Frequently Asked Questions
- What kind of oil does the Textron Stampede take? The Textron Stampede requires 3 quarts of engine oil. It should be Full Synthetic SAE 0W-40 lube that meets at least an API classification of SJ or higher. For differential and final gear oil recommendations, Mobil 424, Mobil Fluid LT, or a suitable equivalent is recommended. Refer to your owner’s manual for fluid capacities of your vehicle.
- What fuel should I use for the Textron Stampede? Recommended fuel is unleaded gasoline with a pump Octane number of 87+, and a research Octane number of 91, 92, or 93. 9 US gal/34 liters should be enough to fill your tank. Stay away from gasohol variants, or go for fuel with less than 10% ethanol and less than 5% methanol. This avoids damage to valves, piston rings, and exhaust systems.
- How much horsepower does a Textron Stampede have? The Stampede models – both two- and four-seater trims – delivers a massive 80 hp (59.66 kW) stock. This is coupled with a maximum torque of 59 ft-lb (79.99 Nm).
- Is Textron selling Arctic Cat? Textron is not selling Arctic Cat. It has revived the name brand as its off-road division label beginning this year. At present, Arctic Cat operates as a subsidiary of Textron Specialized Vehicles.
Textron Inc. is an industrial corporation hailing from Rhode Island, U.S.A., and is the maker of the Textron Stampede UTV line.

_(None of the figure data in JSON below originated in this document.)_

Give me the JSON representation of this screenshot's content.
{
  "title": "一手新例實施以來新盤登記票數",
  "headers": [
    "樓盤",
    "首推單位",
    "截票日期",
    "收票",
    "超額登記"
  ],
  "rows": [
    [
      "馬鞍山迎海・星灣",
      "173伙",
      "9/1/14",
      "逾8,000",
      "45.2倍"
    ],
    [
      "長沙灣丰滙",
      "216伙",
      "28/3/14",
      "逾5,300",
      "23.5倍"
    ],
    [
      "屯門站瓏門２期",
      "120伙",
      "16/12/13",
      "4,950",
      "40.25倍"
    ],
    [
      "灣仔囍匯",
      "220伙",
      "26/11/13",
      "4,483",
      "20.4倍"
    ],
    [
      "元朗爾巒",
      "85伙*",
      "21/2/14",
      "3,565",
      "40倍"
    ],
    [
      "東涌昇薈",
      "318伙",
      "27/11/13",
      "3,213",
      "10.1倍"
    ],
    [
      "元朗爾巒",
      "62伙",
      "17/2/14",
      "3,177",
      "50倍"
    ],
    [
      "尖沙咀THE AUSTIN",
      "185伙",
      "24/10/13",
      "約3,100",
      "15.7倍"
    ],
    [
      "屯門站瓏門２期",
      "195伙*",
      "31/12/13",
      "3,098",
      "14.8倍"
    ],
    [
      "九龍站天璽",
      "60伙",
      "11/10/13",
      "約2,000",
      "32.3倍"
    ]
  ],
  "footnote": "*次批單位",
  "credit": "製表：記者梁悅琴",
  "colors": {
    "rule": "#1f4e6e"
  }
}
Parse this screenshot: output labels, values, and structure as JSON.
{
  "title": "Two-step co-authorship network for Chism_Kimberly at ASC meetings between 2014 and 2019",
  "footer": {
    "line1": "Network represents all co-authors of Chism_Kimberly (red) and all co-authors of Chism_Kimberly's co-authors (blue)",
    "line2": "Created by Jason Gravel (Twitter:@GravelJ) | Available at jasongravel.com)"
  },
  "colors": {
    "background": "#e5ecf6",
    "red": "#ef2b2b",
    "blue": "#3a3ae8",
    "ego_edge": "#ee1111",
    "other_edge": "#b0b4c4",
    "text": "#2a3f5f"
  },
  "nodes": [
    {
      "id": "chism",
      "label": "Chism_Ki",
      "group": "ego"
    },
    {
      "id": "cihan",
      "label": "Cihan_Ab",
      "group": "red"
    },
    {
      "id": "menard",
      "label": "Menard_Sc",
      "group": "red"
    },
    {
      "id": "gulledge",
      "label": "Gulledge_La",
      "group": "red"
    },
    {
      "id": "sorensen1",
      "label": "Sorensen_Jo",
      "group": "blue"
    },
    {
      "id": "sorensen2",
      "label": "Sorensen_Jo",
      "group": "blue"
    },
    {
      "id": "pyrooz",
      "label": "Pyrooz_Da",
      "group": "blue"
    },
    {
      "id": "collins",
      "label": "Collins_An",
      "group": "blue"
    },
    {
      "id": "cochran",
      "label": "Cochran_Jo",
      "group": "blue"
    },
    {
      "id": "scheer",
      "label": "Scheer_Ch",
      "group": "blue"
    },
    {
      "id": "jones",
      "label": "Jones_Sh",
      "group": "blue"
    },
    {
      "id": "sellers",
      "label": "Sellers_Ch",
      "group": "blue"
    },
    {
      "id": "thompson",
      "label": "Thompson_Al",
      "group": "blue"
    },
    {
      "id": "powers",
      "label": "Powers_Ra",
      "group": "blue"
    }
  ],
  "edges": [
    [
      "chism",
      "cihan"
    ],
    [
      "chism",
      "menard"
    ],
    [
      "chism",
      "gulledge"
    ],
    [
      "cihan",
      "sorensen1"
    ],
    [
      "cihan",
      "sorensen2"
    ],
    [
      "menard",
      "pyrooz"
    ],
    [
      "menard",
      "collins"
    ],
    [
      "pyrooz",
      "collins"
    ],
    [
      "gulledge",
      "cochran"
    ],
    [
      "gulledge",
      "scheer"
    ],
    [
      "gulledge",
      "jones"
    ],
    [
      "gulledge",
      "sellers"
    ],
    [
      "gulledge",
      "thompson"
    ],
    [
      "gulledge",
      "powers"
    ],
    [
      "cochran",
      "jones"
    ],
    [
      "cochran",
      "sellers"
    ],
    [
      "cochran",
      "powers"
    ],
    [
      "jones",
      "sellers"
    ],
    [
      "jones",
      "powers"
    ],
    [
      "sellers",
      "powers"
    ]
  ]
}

The company started in 1923 as a synthetic yarn manufacturer and has now grown into one of the Fortune 500 companies – known for its gas-, electric-, and hybrid-powered off-road vehicle lineup, including the Prowler, Stampede, Havoc, and Wildcat lines of SxS and Alterra ATVs. Its portfolio includes Cushman industrial vehicles, Cessna aircraft, Bell helicopters, E-Z-GO, TUG, McDonald Douglas, Bad Boy Buggies, and Greenlee tools.
Conclusion – Textron Stampede Review
The Textron Stampede series is a springboard for better things to come, especially after Textron’s merger with Arctic Cat. Proof of this is its successors – the Textron Wildcat XX that blew minds off with its power delivery and performance, and the Textron Prowler Pro, considered by ranch owners and hardworking folks as one of the ten best SxS UTVs for farm use. While it is true that the Textron Stampede is regarded as young blood in the sport-utility scene, it is proving to be one of the major players in the industry. We can only expect greater, more ingenious Stampede trims in the future from Textron.